En janvier, je vous avais présenté une partie de l’œuvre d’Albrecht Dürer. Nous avions pu découvrir ou redécouvrir les autoportraits, l’Apocalypse, Saint Jérôme dans sa cellule et le lièvre.
Aujourd’hui je vous propose de regarder ensemble trois autres œuvres du même artiste.
Mélencolia I. C’est la gravure la plus énigmatique du maître, l’une des plus connues. Beaucoup d’encre et de salive ont coulé pour tenter d’expliquer cette étonnante composition.
Datant de 1514, on y voit un ange se morfondant, un putto fébrile, un lévrier endormi ainsi qu’une chauve-souris dont les ailes portent le titre de la gravure. Voilà pour les êtres vivants. Pour le reste, il y a une quantité impressionnante d’objet, tout aussi symbolique et « polysémique » j’oserai dire les uns que les autres : un carré magique, un sablier, un polyèdre, une roue de meunier, un rabot, une sphère, une échelle, un compas, des clés et des clous…
Qu’a voulu dire Dürer ? Chacun y va de son interprétation, tant l’œuvre est riche en sens, à commencer par le titre. Je reprendrai la vision d’Erwin Panofsky qui voit en cette gravure la vision de l’artiste sur son œuvre propre. D’après lui, le talent vient à la fois du savoir théorique, notamment la géométrie et d’une habileté pratique. Mélencolia personnifie la connaissance théorique qui pense mais ne peut agir. Le putti ignorant personnifie l’habileté pratique. Ces deux aspects étant désunis, il en résulte, pessimisme et impuissance créatrice, d’où une mélancolie remise au goût du jour par les néo-platoniciens et notamment Marsile Ficin ; le mélancolique marchant entre les deux abîmes de la folie et de la stupidité ne peut, pour survivre que trouver un équilibre parfait, à même de susciter une œuvre d’art elle-même parfaite. Au-delà de ces développements théoriques, sachons admirer la beauté plastique, l’extrême finesse du trait et la profondeur signifiante de cette œuvre.

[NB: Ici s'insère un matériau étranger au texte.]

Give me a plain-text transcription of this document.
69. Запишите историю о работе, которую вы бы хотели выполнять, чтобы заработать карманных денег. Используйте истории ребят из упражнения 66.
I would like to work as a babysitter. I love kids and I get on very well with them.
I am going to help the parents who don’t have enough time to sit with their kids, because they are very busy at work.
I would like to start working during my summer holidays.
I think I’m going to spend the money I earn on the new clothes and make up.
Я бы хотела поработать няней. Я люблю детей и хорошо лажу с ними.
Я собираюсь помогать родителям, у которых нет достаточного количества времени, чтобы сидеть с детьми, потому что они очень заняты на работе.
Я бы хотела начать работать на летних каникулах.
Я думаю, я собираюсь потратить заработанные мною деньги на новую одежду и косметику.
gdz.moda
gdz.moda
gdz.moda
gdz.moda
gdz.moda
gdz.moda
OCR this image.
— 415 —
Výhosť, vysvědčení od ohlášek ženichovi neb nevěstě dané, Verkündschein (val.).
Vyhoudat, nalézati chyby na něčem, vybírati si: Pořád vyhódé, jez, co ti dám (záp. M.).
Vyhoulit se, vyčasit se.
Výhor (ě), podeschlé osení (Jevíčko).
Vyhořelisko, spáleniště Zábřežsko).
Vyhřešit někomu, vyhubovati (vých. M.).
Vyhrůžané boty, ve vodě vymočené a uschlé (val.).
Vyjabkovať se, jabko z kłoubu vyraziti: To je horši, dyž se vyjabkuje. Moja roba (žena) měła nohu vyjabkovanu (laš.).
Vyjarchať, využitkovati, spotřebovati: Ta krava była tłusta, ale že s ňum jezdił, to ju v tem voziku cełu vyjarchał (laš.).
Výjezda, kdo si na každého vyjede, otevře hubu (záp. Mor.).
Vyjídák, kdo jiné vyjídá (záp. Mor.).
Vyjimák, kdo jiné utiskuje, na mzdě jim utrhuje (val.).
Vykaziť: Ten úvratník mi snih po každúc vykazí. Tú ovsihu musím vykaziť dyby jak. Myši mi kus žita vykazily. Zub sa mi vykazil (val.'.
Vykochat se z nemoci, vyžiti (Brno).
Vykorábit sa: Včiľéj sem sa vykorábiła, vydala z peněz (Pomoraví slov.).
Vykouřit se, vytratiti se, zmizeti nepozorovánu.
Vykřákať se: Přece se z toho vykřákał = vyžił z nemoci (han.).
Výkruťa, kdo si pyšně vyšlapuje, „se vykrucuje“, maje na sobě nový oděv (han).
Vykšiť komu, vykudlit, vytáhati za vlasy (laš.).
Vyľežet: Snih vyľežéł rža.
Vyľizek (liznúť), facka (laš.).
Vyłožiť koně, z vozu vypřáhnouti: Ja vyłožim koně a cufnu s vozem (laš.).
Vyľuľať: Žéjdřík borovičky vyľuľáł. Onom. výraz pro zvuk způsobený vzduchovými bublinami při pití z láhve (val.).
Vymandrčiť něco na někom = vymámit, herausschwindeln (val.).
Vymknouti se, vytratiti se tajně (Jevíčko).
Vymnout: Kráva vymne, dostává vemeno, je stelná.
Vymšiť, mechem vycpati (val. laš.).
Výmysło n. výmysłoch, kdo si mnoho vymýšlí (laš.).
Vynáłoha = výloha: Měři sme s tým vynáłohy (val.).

Autre œuvre, tout autre ambiance : la Vierge au macaque, datant de 1498. Observez le traitement des espaces et des volumes et surtout le rendu des matières : l’eau de la rivière est veloutée, les tissus chamarrés, les nuages floconneux, le pelage de l’animal soyeux. Tout n’est qu’ordre et beauté, équilibre et paix… sauf la présence du singe. Le singe, symbole de luxure et du mensonge contraste avec la présence de la Vierge et de son fils. Et le singe est enchaîné, symbole de victoire finale du bien sur le mal. Dürer en profite pour nous faire partager son goût pour la zoologie, avec moult détails anatomiques (cf. le lièvre, le Rhinocéros, le Grand Cheval et le Petit, tous les deux de la même année 1505). Dernière œuvre, la peinture dite, des Quatre Apôtres, représentant Saint Jean, Saint Pierre, Saint Marc (évangéliste et non apôtre), Saint Paul (ni évangéliste, ni apôtre). Datant de 1526, soit deux ans seulement avant la mort de l’artiste, elle nous montre les quatre personnages avec leurs attributs. Nous devrions d’ailleurs nommer plus logiquement cette œuvre « Les quatre humeurs », car Dürer a certainement d’abord voulu symboliser les quatre humeurs, très à la mode à cette époque, via ces saints et non l’inverse. Nous trouvons donc le sanguin (Jean, jeune), le cholérique (Marc, âge mûr), le mélancolique (décidemment…, Paul, assez âgé) et le lymphatique (Pierre, vieillard). Ces humeurs sont hiérarchisées : le sanguin est le plus équilibré, le mélancolique, le plus sublime. C’est pourquoi, l’espace qui leur est dévolu est important, de même que leur place dans le plan. Admirez l’art de la couleur de Dürer – qui n’était pas seulement un graveur de talent – son traitement des volumes et des drapés et surtout le contraste des deux panneaux quant aux regards. Magnifique !Après le premier article de la série (qui n’est pas achevée…) et à travers ces trois œuvres, nous pouvons entr’apercevoir l’extraordinaire talent multiforme de Dürer, aussi bien graveur et peintre que philosophe, penseur et poète, s’inscrivant pleinement dans le grand mouvement européen d’émulsion d’idées et de production artistique géniale de son époque.